NewB ou quand le capital sympathie ne suffit pas

Anne-Sophie Bailly Rédactrice en chef

NewB perd sa licence bancaire, rembourse ses clients. L’histoire de ce projet de banque coopérative,  c’est une histoire de regrets. De lenteur. C’est aussi celle d’une confusion entre capital sympathie et business plan.

«Il est trop tôt pour faire une analyse post mortem de NewB», déclarait récemment Thierry Smets, le CEO de la banque coopérative. En réalité, NewB est toujours en vie mais elle a perdu sa licence bancaire, prépare un plan de licenciement collectif et invite ses clients à clôturer leurs comptes. Il n’est donc certainement pas trop tôt pour se demander pourquoi ce projet, lancé dans la foulée de la crise financière de 2008 et qui voulait donner naissance à un acteur bancaire durable et éthique, n’a pas gagné son pari.

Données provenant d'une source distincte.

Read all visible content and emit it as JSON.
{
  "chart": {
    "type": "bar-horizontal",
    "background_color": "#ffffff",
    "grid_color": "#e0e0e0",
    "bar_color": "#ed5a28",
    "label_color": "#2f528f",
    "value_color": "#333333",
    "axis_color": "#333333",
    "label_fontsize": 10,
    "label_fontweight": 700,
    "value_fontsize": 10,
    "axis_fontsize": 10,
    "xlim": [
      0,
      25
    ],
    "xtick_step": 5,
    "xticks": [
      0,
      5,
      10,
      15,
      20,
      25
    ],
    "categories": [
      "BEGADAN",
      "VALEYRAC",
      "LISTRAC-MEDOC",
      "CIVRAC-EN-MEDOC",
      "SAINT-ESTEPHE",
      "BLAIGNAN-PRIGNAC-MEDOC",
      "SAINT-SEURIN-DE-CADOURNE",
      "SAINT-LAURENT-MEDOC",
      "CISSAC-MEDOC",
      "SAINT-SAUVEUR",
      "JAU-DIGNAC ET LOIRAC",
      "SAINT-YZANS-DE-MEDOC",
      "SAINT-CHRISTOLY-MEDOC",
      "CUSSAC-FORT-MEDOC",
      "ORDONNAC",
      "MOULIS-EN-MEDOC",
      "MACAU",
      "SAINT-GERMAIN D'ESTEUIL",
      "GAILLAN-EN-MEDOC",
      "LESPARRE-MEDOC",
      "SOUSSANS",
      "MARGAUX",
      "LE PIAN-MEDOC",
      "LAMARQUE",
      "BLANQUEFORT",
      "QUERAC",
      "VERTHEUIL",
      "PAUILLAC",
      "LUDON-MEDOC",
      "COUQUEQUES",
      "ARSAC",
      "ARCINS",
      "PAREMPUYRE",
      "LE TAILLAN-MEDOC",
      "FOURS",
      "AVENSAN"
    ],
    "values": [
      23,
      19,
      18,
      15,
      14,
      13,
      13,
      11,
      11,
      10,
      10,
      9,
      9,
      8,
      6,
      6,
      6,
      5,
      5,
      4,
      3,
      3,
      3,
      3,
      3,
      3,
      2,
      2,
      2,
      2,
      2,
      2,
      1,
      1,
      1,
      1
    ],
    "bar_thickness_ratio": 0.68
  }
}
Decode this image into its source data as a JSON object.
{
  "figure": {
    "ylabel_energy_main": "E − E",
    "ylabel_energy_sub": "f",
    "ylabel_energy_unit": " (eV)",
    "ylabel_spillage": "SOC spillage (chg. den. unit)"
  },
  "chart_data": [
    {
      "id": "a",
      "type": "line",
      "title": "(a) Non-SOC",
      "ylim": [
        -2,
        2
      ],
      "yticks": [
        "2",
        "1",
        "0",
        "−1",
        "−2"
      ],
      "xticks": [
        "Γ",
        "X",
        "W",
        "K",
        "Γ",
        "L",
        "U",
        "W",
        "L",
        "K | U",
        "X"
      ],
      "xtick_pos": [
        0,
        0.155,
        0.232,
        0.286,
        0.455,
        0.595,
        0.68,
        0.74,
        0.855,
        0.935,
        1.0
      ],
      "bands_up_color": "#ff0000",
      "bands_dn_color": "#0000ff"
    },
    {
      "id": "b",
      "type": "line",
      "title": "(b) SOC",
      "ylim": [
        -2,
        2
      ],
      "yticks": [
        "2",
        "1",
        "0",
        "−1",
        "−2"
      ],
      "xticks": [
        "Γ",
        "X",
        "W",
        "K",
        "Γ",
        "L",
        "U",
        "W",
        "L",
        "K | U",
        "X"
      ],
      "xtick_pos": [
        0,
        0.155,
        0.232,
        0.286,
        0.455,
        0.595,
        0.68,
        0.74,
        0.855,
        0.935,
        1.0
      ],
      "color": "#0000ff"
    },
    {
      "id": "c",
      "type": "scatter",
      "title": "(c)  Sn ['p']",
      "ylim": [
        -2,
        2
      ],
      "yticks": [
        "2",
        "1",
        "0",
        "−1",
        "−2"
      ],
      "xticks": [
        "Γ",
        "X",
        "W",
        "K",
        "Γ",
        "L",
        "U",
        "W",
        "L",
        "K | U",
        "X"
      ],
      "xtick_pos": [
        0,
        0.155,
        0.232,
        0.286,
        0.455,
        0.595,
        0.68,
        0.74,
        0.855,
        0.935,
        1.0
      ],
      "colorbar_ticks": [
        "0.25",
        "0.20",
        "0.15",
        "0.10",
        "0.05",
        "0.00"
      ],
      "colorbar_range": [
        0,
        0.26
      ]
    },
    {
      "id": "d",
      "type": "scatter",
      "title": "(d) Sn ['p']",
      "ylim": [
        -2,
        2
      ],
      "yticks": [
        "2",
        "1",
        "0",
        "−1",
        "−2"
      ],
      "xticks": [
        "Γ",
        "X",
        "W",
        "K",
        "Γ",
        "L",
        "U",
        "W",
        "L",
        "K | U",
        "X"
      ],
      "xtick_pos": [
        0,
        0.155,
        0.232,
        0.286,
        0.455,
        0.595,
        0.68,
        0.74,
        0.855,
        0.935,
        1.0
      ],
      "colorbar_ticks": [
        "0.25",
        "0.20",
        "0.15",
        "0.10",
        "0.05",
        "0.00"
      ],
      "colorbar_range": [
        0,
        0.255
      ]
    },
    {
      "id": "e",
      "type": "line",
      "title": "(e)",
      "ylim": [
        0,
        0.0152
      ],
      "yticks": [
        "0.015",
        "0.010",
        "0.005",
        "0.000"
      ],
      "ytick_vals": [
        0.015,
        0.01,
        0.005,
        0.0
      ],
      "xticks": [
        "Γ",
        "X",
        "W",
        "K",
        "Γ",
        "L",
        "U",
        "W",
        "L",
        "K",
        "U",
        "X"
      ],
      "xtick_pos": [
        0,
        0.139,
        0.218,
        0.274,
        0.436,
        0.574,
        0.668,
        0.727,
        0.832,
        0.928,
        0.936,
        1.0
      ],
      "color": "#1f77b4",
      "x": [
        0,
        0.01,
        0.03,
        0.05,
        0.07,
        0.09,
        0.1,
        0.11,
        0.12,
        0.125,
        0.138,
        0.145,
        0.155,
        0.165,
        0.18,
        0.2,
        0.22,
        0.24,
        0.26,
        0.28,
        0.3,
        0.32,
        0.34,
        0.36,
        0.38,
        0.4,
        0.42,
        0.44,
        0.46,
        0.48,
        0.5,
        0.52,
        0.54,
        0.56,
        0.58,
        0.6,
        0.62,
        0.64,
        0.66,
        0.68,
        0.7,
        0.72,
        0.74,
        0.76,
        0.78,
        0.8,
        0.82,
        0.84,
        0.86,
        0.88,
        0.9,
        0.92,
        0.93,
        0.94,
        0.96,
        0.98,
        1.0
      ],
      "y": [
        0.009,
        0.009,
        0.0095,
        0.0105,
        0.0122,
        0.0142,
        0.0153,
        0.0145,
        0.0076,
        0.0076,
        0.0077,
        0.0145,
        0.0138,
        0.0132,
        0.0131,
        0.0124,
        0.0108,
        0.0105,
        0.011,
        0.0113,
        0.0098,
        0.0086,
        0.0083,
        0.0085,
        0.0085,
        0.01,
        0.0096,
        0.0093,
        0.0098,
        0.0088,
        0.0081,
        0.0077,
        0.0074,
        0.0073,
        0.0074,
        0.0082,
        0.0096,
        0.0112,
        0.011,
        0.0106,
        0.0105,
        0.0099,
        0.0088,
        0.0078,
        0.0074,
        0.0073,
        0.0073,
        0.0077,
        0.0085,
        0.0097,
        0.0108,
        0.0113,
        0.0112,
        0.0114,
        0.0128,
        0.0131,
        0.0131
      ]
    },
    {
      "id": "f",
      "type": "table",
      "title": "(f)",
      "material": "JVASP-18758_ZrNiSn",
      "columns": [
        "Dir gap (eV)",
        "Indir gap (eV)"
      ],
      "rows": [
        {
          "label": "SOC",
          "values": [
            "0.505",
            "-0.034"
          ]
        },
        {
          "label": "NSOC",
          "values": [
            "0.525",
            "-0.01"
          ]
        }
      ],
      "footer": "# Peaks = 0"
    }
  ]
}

Bien sûr, le contexte des taux d’intérêt a sensiblement modifié la donne. Mais pour le management de la banque, la faute serait à chercher du côté du manque de soutien des pouvoirs publics et des «jeux politiques». Le refus des Régions wallonne et bruxelloise de lui apporter des capitaux frais lors de sa dernière levée de fonds avait en effet anéanti l’ultime espoir de NewB de boucler le plan de financement exigé par la BNB. Argument évoqué: pourquoi des gouvernements régionaux devraient-ils soutenir périodiquement une banque avec de l’argent public? De fait, c’était déjà la participation financière des Régions qui avait permis de boucler in extremis le premier tour de table.

L’histoire de NewB, c’est ça. Un contexte compliqué et des erreurs avérées. C’est aussi des regrets.

«Nous avons certainement commis des erreurs», reconnaît Thierry Smets. Exact. Parmi celles-ci: avoir surestimé le capital sympathie pour le projet et l’implication des coopérateurs. En apportant leur contribution financière, ces fans de la première heure estimaient avoir fait leur part du boulot, alors que le business plan tablait sur cette communauté pour qu’elle devienne sa vitrine, ses porte-parole, ses premiers clients. Ce décalage s’est traduit par une lenteur létale pour l’exécution du projet. Plus de dix ans après son inauguration, NewB n’offrait toujours ni crédit vert, son cœur de cible, ni prêt hypothécaire, la première source de fidélisation d’un client bancaire. La carte de paiement n’est arrivée que très tardivement. Quant aux services différenciant ou technologiques, ils ne sont pas arrivés du tout.

L’histoire de NewB, c’est ça. Un contexte compliqué et des erreurs avérées.

C’est aussi des regrets. Celui qu’un acteur alternatif dans le monde bancaire belge n’ait pu émerger. Qu’un projet coopératif n’ait pu trouver la voie de la rentabilité. Que des initiatives socialement engagées soient si difficiles à pérenniser.